The boy would look a little abashed that he hadn't gone, always with a determined, "I'll do it next time" expression, while the coach invariably yelled, "Johnny! Don't hesitate! You've got to just GO!" And the boy would nod obediently, but just underneath the determined look was also a little bit of fear.

As I was remembering those feelings of being a base runner and feeling all alone and not knowing what to do next, I started thinking about how much like life that is. It's easy to make it to a certain half-way destination with a little bit of encouragement. But once you get there, it's just as easy to wonder how you got there and what should you do next. It seems like you're on your own with no one to offer encouragement and only the derisive voices of the other team hoping that you fail -- that they can get you out next time.
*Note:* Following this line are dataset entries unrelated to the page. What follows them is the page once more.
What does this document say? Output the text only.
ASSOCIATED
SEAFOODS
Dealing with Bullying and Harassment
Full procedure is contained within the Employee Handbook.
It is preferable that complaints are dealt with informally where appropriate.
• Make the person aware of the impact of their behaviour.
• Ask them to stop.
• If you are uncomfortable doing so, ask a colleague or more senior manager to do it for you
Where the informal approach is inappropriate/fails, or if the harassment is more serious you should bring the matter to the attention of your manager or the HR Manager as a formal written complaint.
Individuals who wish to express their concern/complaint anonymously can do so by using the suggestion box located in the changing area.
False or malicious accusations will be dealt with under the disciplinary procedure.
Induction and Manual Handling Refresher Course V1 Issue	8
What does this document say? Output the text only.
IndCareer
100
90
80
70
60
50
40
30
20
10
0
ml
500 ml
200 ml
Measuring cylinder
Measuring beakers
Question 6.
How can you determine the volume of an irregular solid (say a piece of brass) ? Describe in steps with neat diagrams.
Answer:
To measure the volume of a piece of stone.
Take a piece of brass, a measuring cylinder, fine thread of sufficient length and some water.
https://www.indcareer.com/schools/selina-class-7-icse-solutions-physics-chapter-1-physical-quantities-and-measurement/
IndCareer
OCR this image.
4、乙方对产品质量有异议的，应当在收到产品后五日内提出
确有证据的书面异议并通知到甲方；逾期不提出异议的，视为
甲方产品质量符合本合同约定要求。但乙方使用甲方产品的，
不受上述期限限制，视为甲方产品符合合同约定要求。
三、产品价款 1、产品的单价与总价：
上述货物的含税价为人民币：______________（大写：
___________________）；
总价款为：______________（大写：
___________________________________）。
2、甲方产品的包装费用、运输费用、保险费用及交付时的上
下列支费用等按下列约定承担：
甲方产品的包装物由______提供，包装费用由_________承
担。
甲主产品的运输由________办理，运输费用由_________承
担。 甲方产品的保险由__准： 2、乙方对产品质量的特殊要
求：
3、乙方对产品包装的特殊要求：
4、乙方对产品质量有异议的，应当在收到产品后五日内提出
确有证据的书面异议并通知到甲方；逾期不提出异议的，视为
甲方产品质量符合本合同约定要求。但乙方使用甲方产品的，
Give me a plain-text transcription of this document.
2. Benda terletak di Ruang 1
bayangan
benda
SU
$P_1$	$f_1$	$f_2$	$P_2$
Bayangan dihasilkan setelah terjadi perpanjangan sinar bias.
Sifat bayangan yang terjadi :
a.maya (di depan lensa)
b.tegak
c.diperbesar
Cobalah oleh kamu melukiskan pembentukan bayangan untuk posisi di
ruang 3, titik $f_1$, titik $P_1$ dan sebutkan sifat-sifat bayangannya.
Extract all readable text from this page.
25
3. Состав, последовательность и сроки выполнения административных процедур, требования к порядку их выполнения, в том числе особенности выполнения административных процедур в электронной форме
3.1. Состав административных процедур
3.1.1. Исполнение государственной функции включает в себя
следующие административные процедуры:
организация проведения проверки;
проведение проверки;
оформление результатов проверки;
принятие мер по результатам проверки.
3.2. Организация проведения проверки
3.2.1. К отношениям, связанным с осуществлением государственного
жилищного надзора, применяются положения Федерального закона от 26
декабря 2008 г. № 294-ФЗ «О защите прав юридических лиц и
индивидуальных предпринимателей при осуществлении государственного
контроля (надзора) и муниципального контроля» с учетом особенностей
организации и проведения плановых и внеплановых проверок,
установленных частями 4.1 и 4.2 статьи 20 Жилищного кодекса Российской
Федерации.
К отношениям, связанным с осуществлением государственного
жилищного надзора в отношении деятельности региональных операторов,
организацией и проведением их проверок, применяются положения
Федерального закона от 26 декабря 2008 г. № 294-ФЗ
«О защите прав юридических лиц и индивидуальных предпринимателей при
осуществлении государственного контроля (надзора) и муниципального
It's at that time of feeling hesitant and doubtful that you need to listen to your third base coach. He doesn't have the same stresses you do of needing to concentrate all your energy on getting the perfect jump and running as fast as you can with excellent timing. He can just survey the playing field, where the ball is being played, and the opposing team all at the same time and is in a perfect position to tell you what to do next and when to do it.

You have two jobs at this point. The first one is to know how to tune out the other voices and concentrate just on that one. That means you need to have been at practice to know what the coach sounds like.

Your second responsibility is to trust what the coach tells you to say, even if you don't believe you're capable of what he's telling you to do right then. If he tells you to run, you run like the dickens. And if he tells you to slide, you hit the ground as low as you can go. And if he tells you to keep going, you round the corner with as much speed and as little space as possible, put your head down, pump your arms, and run for home.

Isn't that just like life? You have to know which voice is the right one to listen to and you have to trust it even if you don't trust yourself. The right voice will never tell you to do something you shouldn't.

Got your cleats on? Get ready to run, then, 'cause the third base coach wants you to get home safely.